# Zwischen Justin Bieber und Selena Gomez kriselt es



## beachkini (7 Juli 2012)

​
Zwischen Selena Gomez, 19, und ihrem Freund Justin Bieber soll es in letzter Zeit gewaltig kriseln. Schon mehrere Male haben sie sich getrennt und sind anschließend wieder zusammengekommen, so Insider. Der angeblich neuste Stand: Eine offene Beziehung.

Dabei gestand der 18-jährige Sänger dem britischen Boulevard-Blatt "Sun" vor etwa einem Monat, wie verliebt er immer noch sei – und das seit fast zweieinhalb Jahren. 

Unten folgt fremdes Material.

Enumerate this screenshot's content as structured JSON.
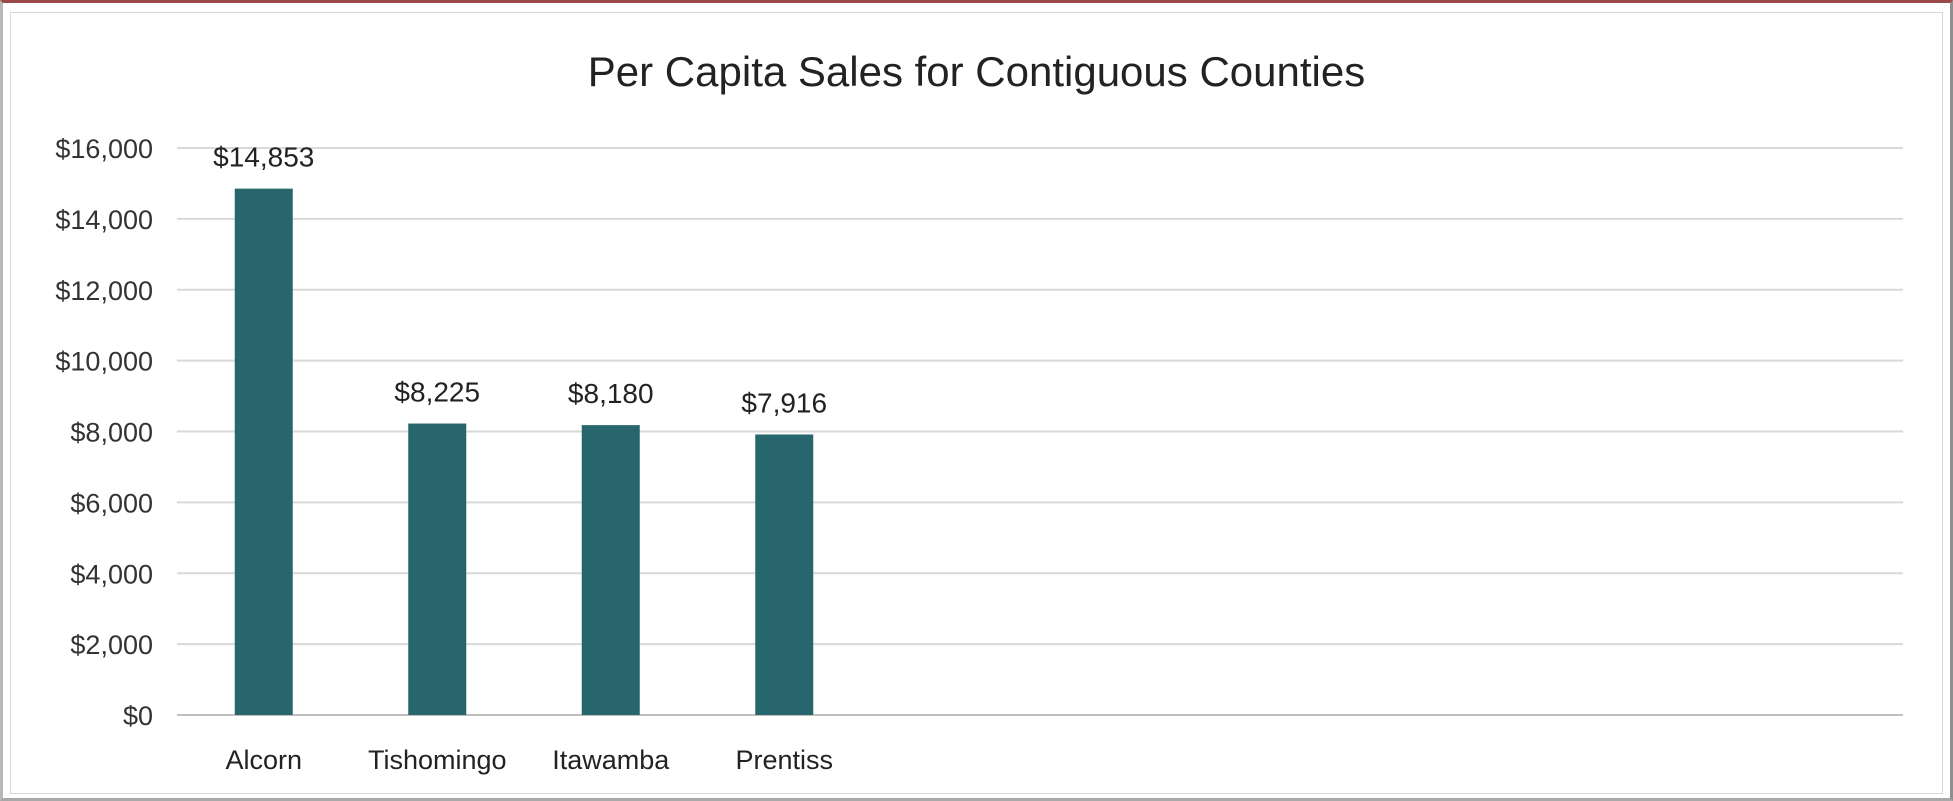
{
  "chart_data": {
    "type": "bar",
    "title": "Per Capita Sales for Contiguous Counties",
    "xlabel": "",
    "ylabel": "",
    "categories": [
      "Alcorn",
      "Tishomingo",
      "Itawamba",
      "Prentiss"
    ],
    "values": [
      14853,
      8225,
      8180,
      7916
    ],
    "data_labels": [
      "$14,853",
      "$8,225",
      "$8,180",
      "$7,916"
    ],
    "ylim": [
      0,
      16000
    ],
    "y_ticks": [
      0,
      2000,
      4000,
      6000,
      8000,
      10000,
      12000,
      14000,
      16000
    ],
    "y_tick_labels": [
      "$0",
      "$2,000",
      "$4,000",
      "$6,000",
      "$8,000",
      "$10,000",
      "$12,000",
      "$14,000",
      "$16,000"
    ],
    "grid": true,
    "legend": "none",
    "bar_color": "#27666d",
    "grid_color": "#d9d9d9"
  }
}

"Wie fühlt sich Liebe an? Sie fühlt sich gut an. Wenn du wirklich verliebt bist, hast du Schmetterlinge im Bauch. Schmetterlinge und Freude – so fühle ich mich jedenfalls."

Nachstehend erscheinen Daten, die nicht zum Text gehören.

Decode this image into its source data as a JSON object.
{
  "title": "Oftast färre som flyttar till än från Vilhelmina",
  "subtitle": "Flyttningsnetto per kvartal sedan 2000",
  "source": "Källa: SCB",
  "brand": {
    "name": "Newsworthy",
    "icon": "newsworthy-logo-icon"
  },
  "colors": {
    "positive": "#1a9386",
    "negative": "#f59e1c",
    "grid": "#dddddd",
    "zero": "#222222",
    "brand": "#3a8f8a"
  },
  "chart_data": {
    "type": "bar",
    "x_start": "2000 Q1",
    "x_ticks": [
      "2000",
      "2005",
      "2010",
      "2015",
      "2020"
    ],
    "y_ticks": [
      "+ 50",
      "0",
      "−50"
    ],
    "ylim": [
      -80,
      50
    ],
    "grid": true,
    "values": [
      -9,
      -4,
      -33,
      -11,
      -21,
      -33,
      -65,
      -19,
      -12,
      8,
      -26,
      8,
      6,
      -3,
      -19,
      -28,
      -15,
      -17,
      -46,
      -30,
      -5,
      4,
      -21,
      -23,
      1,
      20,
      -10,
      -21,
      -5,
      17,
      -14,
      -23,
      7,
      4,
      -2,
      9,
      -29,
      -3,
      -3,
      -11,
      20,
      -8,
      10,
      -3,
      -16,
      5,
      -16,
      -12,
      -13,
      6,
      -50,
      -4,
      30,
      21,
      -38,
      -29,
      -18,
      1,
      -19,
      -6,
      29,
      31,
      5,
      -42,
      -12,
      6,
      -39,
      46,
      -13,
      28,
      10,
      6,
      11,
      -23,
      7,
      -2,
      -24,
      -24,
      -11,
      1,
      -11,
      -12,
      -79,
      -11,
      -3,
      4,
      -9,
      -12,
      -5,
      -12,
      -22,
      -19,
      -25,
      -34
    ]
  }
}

Der Jungstar ging sogar ins Detail: "Mein erster Kuss mit Selena war der beste meines Lebens. Es passierte im Auto. Es war furchteinflößend und spontan und einfach nur toll." 

Erst vor Kurzem beschützte der junge Mann seine Freundin vor einem bösen Paparazzo und verprügelte diesen, wie OK! berichtete.

Trotz der schönen Worte soll es so gut wie feststehen, dass das Paar keine feste Beziehung mehr führt. Sie sollen sich, laut amerikanischer Medien in den letzten Monaten mehrmals getrennt haben. 

Bei einem solchen Hin und Her ist es nur schwer zu glauben, dass Justin und Selena wieder zueinanderfinden können. Zu wünschen wäre es ihnen…


----------



## Jone (7 Juli 2012)

Wenn Kinder erwachsen werden


----------



## stuftuf (7 Juli 2012)

also Selena wenn du mal eine Schulter zum Anlehnen brauchst..... RUF MICH AN


----------



## BlueLynne (8 Juli 2012)

ooooohhhhhhh


----------



## JayP (15 Juli 2012)

Tja da ist es wohl dann bald aus zwischen Justin und seinem Bieber


----------



## Punisher (15 Juli 2012)

Wer braucht schon den Bieber


----------